The Organisation of Petroleum Exporting Countries (OPEC) has reported that Nigeria’s rig count increased by 20.8 per cent Year-on-Year (YoY), to 29 in the third quarter of this year from the 24 rigs recorded in the corresponding period of last year.
Rig count is a global index for measuring activities in the upstream sector of the global hydrocarbon resources industry,
According to the global oil cartel’s just published Monthly Oil Market Report (MOMR), for October, 2021, activity in Nigeria’s oil sector during quarter showed that in July it was at low ebb with just seven rigs in operation, but the rigs in operation rose to 11 in August and sustained the number in September.
In the report, OPEC puts Nigeria’s oil output at 1.239 million barrels per day, mb/d, excluding condensate, in the month of October 2021
In its fiscal 2022 projections, the Federal Government had proposed $57 per barrel and 1.8 mb/d benchmarks.
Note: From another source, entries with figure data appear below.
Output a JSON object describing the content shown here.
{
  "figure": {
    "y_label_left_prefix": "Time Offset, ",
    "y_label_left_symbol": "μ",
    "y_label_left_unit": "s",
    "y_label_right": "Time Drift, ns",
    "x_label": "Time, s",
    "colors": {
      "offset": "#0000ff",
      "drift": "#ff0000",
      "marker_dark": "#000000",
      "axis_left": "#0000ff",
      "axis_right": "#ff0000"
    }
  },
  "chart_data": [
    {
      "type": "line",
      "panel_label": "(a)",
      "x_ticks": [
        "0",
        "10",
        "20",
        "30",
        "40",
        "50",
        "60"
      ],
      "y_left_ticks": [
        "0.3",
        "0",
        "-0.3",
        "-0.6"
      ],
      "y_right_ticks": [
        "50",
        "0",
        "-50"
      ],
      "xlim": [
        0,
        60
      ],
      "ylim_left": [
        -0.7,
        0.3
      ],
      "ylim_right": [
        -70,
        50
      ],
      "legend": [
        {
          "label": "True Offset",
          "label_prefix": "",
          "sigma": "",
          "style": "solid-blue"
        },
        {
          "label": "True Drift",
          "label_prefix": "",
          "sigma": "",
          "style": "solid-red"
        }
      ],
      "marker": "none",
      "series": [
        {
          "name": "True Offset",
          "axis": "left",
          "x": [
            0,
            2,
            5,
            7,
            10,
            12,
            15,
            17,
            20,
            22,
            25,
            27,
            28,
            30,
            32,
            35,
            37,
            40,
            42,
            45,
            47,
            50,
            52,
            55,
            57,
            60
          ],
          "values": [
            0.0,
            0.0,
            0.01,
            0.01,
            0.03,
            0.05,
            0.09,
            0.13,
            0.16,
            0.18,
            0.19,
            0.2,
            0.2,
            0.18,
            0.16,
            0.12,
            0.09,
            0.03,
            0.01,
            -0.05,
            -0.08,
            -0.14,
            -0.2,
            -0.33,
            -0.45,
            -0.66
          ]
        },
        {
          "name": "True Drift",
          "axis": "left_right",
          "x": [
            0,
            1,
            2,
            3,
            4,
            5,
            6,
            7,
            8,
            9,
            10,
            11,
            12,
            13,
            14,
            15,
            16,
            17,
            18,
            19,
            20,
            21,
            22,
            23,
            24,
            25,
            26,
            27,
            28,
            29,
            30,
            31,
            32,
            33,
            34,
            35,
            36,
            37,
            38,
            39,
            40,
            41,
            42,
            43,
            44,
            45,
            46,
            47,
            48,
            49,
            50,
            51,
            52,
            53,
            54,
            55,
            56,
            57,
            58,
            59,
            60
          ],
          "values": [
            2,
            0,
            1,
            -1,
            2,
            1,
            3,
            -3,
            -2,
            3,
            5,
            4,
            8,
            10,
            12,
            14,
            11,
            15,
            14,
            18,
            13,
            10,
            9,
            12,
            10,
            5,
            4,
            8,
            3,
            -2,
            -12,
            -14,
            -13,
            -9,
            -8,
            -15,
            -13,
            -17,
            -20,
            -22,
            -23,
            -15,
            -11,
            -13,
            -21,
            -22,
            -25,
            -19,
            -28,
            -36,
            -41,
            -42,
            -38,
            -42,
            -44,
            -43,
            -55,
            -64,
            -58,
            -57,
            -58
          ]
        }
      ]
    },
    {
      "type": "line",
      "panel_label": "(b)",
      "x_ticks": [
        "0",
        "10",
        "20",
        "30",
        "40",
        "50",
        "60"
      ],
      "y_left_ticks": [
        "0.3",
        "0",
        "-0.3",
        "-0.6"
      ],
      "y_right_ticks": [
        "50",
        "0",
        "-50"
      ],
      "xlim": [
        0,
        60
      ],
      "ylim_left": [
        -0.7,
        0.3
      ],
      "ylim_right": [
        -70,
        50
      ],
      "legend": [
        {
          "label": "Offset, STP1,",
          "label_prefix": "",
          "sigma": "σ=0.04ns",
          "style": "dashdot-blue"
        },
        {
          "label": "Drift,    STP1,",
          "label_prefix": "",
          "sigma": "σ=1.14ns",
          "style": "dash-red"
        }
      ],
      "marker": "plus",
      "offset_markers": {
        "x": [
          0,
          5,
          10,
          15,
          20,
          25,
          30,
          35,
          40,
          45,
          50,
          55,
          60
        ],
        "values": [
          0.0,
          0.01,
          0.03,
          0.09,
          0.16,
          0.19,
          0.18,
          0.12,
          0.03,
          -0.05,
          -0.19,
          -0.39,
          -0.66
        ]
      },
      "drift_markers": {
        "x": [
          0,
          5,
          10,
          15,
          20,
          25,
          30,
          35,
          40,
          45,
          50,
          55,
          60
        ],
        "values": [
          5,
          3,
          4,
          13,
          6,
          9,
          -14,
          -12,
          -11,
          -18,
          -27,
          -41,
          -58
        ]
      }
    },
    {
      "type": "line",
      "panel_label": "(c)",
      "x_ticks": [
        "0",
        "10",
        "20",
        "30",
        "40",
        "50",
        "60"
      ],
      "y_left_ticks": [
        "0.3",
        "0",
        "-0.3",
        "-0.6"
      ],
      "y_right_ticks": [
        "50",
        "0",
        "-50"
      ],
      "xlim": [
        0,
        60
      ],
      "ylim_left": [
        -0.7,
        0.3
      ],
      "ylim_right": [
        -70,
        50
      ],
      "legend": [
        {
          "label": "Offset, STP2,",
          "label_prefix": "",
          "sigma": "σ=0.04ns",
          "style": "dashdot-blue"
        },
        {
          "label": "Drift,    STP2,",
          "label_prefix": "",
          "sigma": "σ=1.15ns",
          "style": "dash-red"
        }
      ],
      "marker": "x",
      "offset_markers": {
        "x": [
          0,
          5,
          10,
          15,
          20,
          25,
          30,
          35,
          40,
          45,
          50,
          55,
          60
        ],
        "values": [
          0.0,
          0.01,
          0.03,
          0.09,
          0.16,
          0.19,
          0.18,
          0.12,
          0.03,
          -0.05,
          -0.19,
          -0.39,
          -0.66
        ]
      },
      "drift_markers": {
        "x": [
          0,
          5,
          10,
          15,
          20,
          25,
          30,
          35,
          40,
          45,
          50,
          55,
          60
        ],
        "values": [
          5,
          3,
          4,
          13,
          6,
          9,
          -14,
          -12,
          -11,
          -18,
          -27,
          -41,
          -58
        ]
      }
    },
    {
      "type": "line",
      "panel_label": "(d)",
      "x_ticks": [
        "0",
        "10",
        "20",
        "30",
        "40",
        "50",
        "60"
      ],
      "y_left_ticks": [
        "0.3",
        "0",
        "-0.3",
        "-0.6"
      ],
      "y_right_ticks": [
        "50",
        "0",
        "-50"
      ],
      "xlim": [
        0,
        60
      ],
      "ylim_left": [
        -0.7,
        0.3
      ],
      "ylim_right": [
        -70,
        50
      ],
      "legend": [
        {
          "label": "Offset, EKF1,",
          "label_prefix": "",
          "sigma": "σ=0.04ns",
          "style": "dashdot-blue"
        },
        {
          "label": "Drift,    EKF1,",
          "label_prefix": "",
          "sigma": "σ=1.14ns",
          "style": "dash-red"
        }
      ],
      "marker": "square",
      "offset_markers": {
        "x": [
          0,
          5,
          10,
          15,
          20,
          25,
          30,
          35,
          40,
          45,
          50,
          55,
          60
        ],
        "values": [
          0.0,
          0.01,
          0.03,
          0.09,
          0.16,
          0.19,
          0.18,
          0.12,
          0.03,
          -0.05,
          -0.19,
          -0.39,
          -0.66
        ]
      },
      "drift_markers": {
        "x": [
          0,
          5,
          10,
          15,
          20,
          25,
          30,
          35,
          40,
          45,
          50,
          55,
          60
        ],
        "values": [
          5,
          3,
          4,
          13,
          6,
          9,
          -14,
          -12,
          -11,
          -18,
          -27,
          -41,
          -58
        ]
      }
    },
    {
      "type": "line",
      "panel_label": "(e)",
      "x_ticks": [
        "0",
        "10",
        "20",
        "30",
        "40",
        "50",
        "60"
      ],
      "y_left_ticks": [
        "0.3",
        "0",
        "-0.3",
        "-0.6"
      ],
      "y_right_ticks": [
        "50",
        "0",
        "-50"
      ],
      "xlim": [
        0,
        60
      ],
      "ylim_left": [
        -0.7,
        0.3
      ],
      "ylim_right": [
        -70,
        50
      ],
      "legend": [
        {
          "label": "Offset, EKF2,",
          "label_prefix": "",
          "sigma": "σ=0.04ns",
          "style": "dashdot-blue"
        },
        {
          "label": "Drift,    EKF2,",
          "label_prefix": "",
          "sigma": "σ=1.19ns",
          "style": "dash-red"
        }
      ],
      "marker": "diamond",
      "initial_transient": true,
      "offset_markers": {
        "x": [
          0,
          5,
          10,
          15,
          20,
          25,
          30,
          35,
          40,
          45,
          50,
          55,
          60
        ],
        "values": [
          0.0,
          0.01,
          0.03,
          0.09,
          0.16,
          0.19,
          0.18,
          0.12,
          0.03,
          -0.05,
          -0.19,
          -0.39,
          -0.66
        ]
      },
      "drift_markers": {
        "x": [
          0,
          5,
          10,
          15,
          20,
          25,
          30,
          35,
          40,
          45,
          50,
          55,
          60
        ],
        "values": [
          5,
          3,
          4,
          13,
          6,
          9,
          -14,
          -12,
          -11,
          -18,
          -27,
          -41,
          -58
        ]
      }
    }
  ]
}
President Muhammadu Buhari had last week, while laying the 2021 Appropriation Bill at the joint session of the National Assembly, said that based on the 2022 to 2024 Medium Term Expenditure Framework and Fiscal Strategy Paper (MTEF-FSP) the executive proposed “oil price benchmark of 57 US Dollars per barrel; daily oil production estimate of 1.88 million barrels (inclusive of Condensates of 300,000 to 400,000 barrels per day); exchange rate of four 410.15 per US Dollar; and projected GDP growth rate of 4.2 percent and 13 percent inflation rate.”